135話 ついに対決
嫌じゃない、と言われた俺は、玲衣さんを抱きしめる手に力をこめた。
「きゃっ……は、晴人くん、嬉しいんだけど……急にどうしたの?」
「俺が玲衣さんを抱きしめたくなったから。それが理由じゃダメかな?」
「ダメじゃない。でも、本当は……わたしを慰めてくれているんでしょう?」
「まあ、そういう面もあるけど……でも、玲衣さんが可愛くて抱きしめたのも、本当だから」
「そ、そうなんだ……」
玲衣さんはかなり照れていて、目を泳がせている。
俺もちょっと恥ずかしい。
俺の胸と玲衣さんの身体の柔らかい部分が、触れ合っていて……玲衣さんの温かさを意識させられる。
そして、今、強引にそういう体勢を取ったのは、俺自身だった。
今までだって、玲衣さんと抱き合ったことはある。けれど、それはほとんど、偶然の事故か、あるいは玲衣さんからお願いされたか、玲衣さんから抱きついてくれたかのどれかだった。
つまり、俺自身が積極的にハグしたわけじゃない。
でも、今回は違う。玲衣さんだって、俺に抱きしめられるとは予想もしていなかったと思う。
俺は俺自身がそうしたいから、玲衣さんを愛おしく思うから、今、玲衣さんを抱きしめた。
そのことが重要なのだと思う。
もし俺が玲衣さんとともに、遠見家の後継者になるなら、今までみたいな無色透明な存在ではいけない。
俺自身が選んで、玲衣さんの隣に立てることが必要だ。
このハグはその第一歩なんだと思う。
玲衣さんの手がぎゅっと俺の腕をつかみ、すがるようにしがみつく。その玲衣さんに俺は優しく言う。

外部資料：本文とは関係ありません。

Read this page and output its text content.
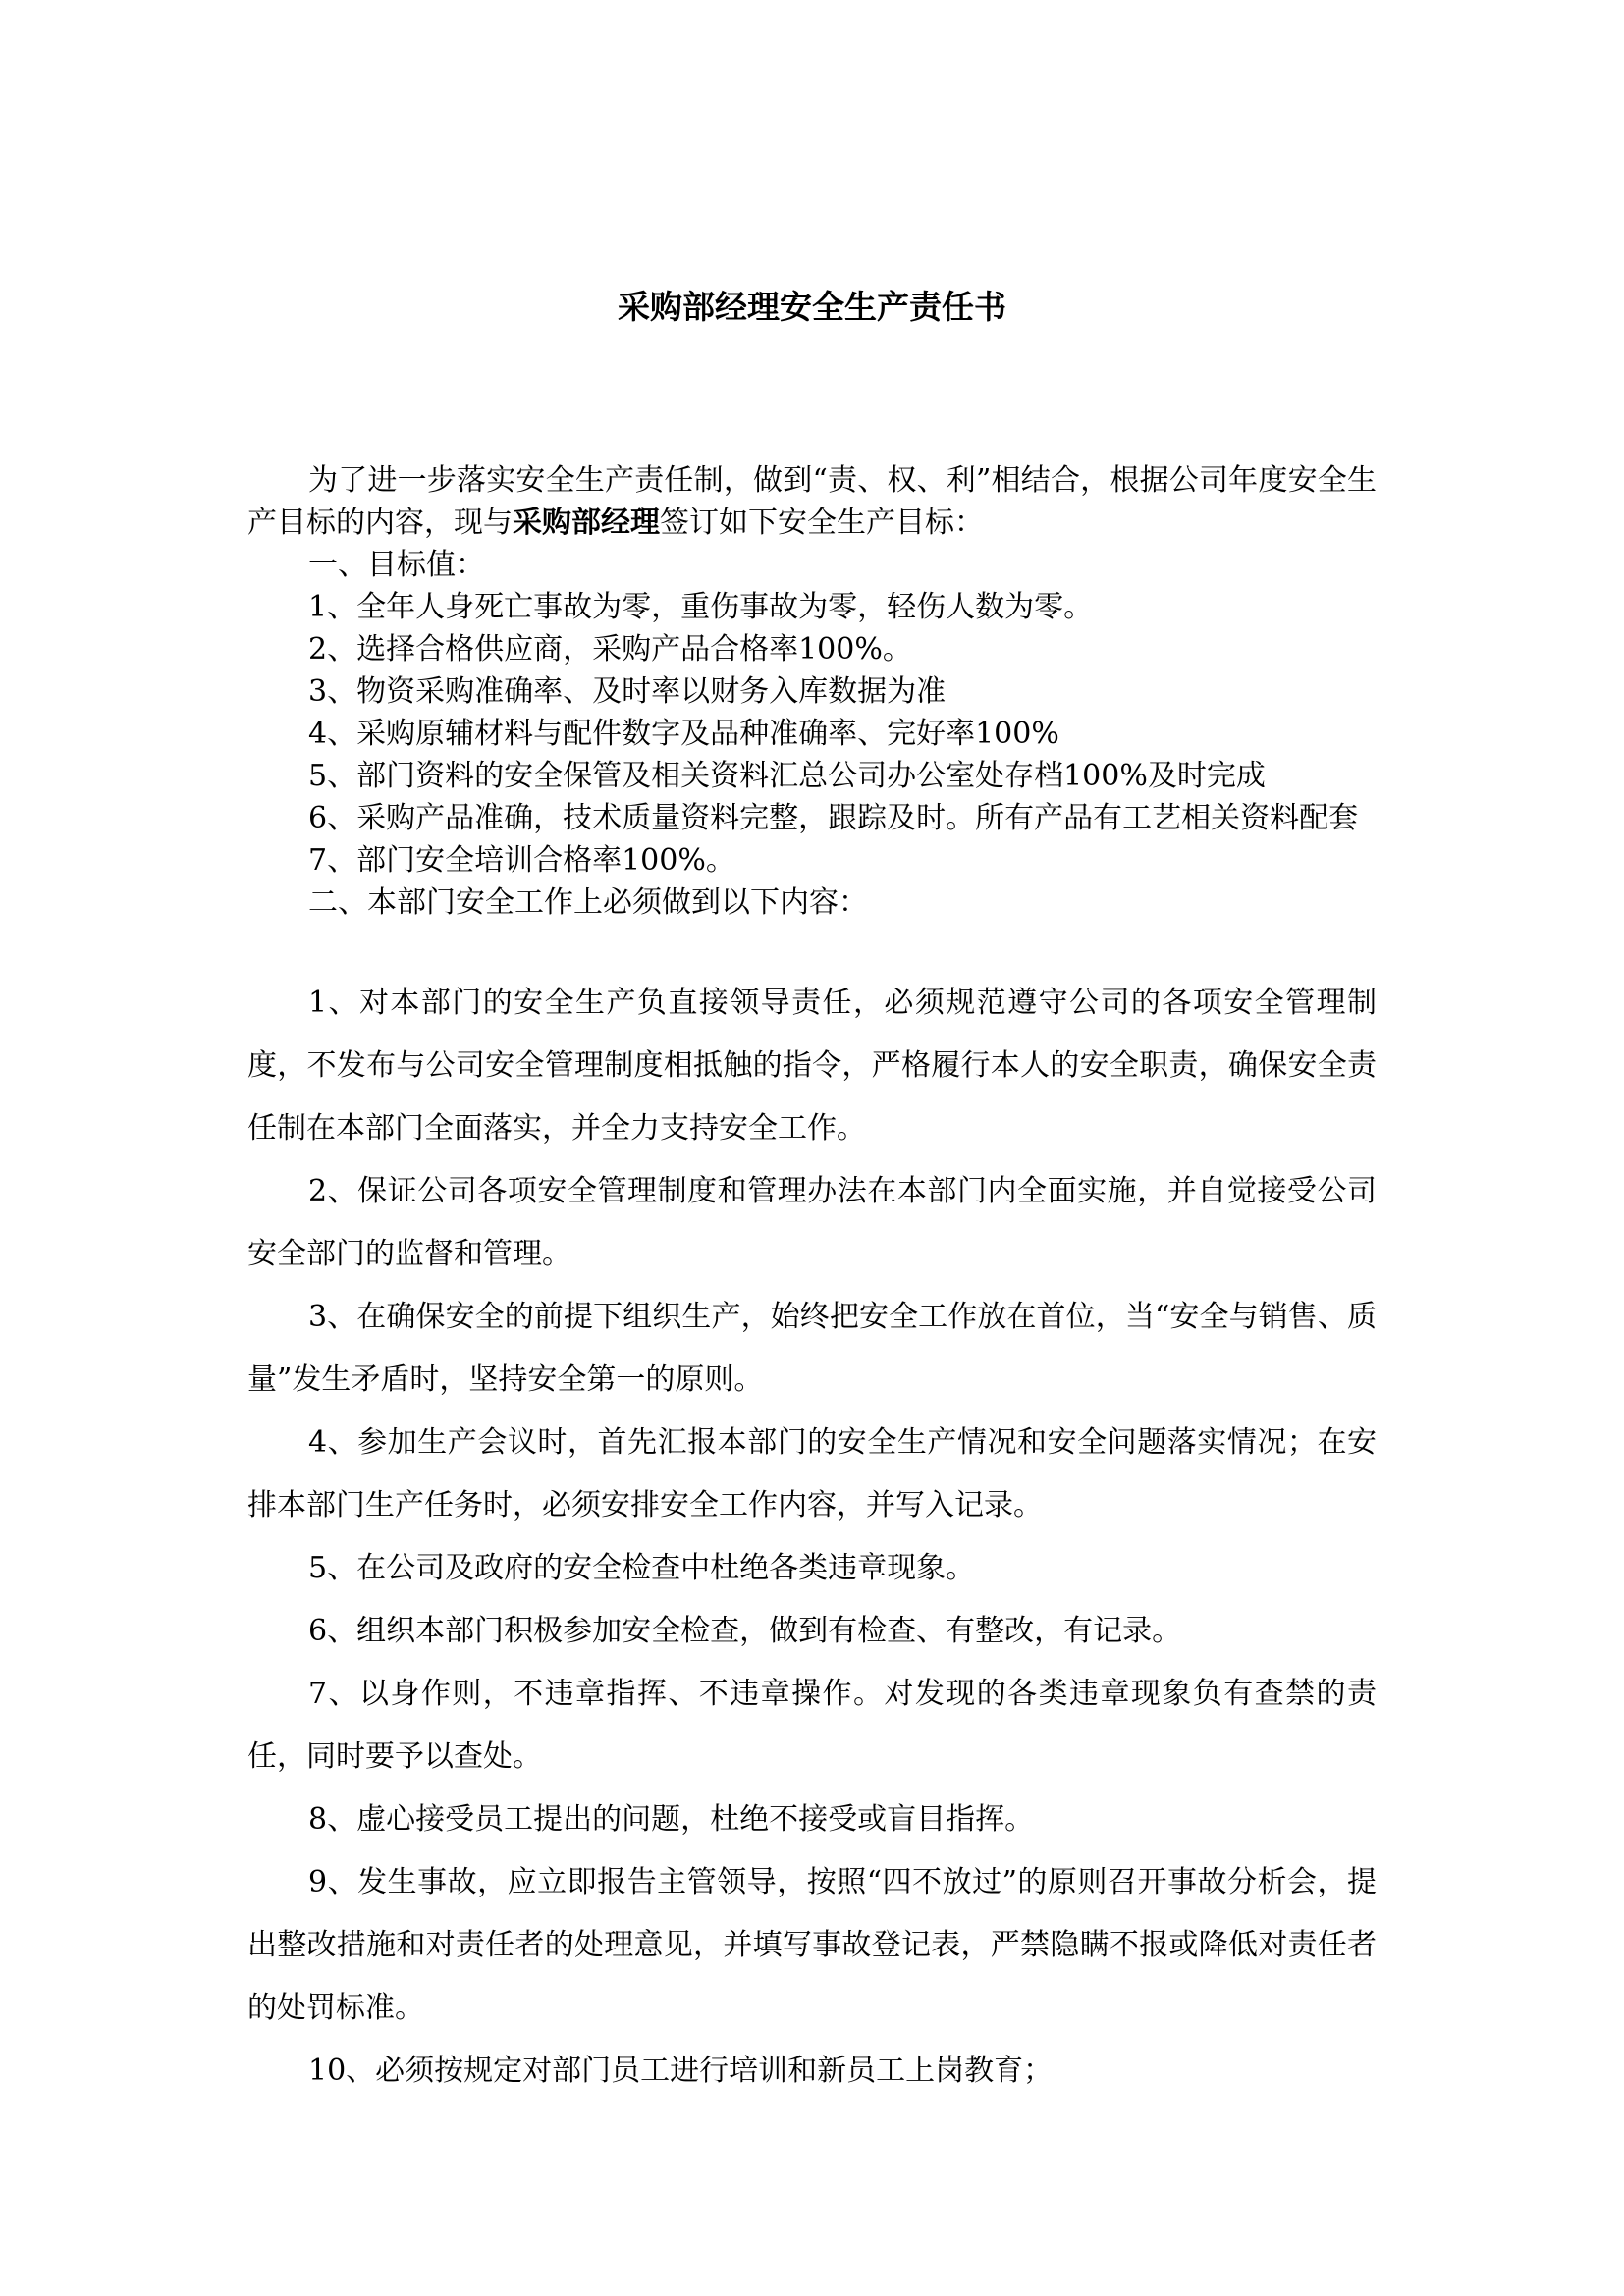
采购部经理安全生产责任书

为了进一步落实安全生产责任制，做到“责、权、利”相结合，根据公司年度安全生产目标的内容，现与采购部经理签订如下安全生产目标：

一、目标值：

1、全年人身死亡事故为零，重伤事故为零，轻伤人数为零。

2、选择合格供应商，采购产品合格率100%。

3、物资采购准确率、及时率以财务入库数据为准

4、采购原辅材料与配件数字及品种准确率、完好率100%

5、部门资料的安全保管及相关资料汇总公司办公室处存档100%及时完成

6、采购产品准确，技术质量资料完整，跟踪及时。所有产品有工艺相关资料配套

7、部门安全培训合格率100%。

二、本部门安全工作上必须做到以下内容：

1、对本部门的安全生产负直接领导责任，必须规范遵守公司的各项安全管理制度，不发布与公司安全管理制度相抵触的指令，严格履行本人的安全职责，确保安全责任制在本部门全面落实，并全力支持安全工作。

2、保证公司各项安全管理制度和管理办法在本部门内全面实施，并自觉接受公司安全部门的监督和管理。

3、在确保安全的前提下组织生产，始终把安全工作放在首位，当“安全与销售、质量”发生矛盾时，坚持安全第一的原则。

4、参加生产会议时，首先汇报本部门的安全生产情况和安全问题落实情况；在安排本部门生产任务时，必须安排安全工作内容，并写入记录。

5、在公司及政府的安全检查中杜绝各类违章现象。

6、组织本部门积极参加安全检查，做到有检查、有整改，有记录。

7、以身作则，不违章指挥、不违章操作。对发现的各类违章现象负有查禁的责任，同时要予以查处。

8、虚心接受员工提出的问题，杜绝不接受或盲目指挥。

9、发生事故，应立即报告主管领导，按照“四不放过”的原则召开事故分析会，提出整改措施和对责任者的处理意见，并填写事故登记表，严禁隐瞒不报或降低对责任者的处罚标准。

10、必须按规定对部门员工进行培训和新员工上岗教育；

「大丈夫。玲衣さんは一人じゃない。玲衣さんに力がないとしたら、今はまだ、俺だって無力で無色透明の存在だ。でも、二人でなら問題を解決できる。解決できるようになりたい」
「……晴人くんがわたしを支えてくれるの?」
「もちろん。玲衣さんが不安なときは俺がそばにいるし、玲衣さんがくじけそうになったら俺が助ける。だから、二人で……遠見家の問題を解決しよう」
「うん。そうだね。晴人くんがわたしの婚約者になって……わたしと一緒に遠見家の後継者になってくれるなら、とても心強いと思う。でも……」
俺には琴音だけじゃなくて、夏帆も雨音さんもいる。玲衣さんはそう言いたいのだろう。
だからこそ、今回、玲衣さんが目指すのは、あくまで俺と琴音の婚約を保留にすることだった。玲衣さん、琴音のいずれかが、俺とともに遠見家の後継者となる構図を作る。
そうすれ琴音との婚約は保留になる。ただ、それを完璧にするには、最後のピースが必要だ。
実際に玲衣さんが遠見家の後継者に選ばれたとき、俺が玲衣さんの婚約者になると宣言すること。
玲衣さんは俺を気遣ってあえて聞かないでくれているのだと思う。実際、夏帆たちのことがあるのに、俺は軽率に玲衣さんの婚約者になるとも表明できなかった。
婚約を止めるだけなら、必ずしもそうする必然性もない。玲衣さんが後継者候補に名乗りを上げるだけで、玲衣さん・琴音は対等な立場になり、俺との婚約は保留になる。
だが、遠見総一朗を説得できるだろうか? 玲衣さんは愛人の子という生まれの面で不利だ。
確実に遠見家の後継者争いの候補とするには……俺が玲衣さんを選ぶ、と言えば効果は大きいかもしれない。
俺は……どうすればいいだろう?
そのとき、廊下の曲がり角から、琴音、そして遠見総一朗がやってきた。ちょうどこれから、二人ともパーティに参加するらしい。
ちょうど俺と玲衣さんは抱き合っている。タイミングが悪い……!
俺たちは顔を見合わせ、慌てて互いを抱く手を離す。
「へえ、私がいないあいだに、姉さんたちはイチャイチャしていたんですね」
琴音は不機嫌そうに俺たちを睨んでいた。琴音も上品かつ高級そうなドレスで着飾っている。ドレスは淡いパステルカラーの桜色で、背中の開いたフォーマルなドレスだった。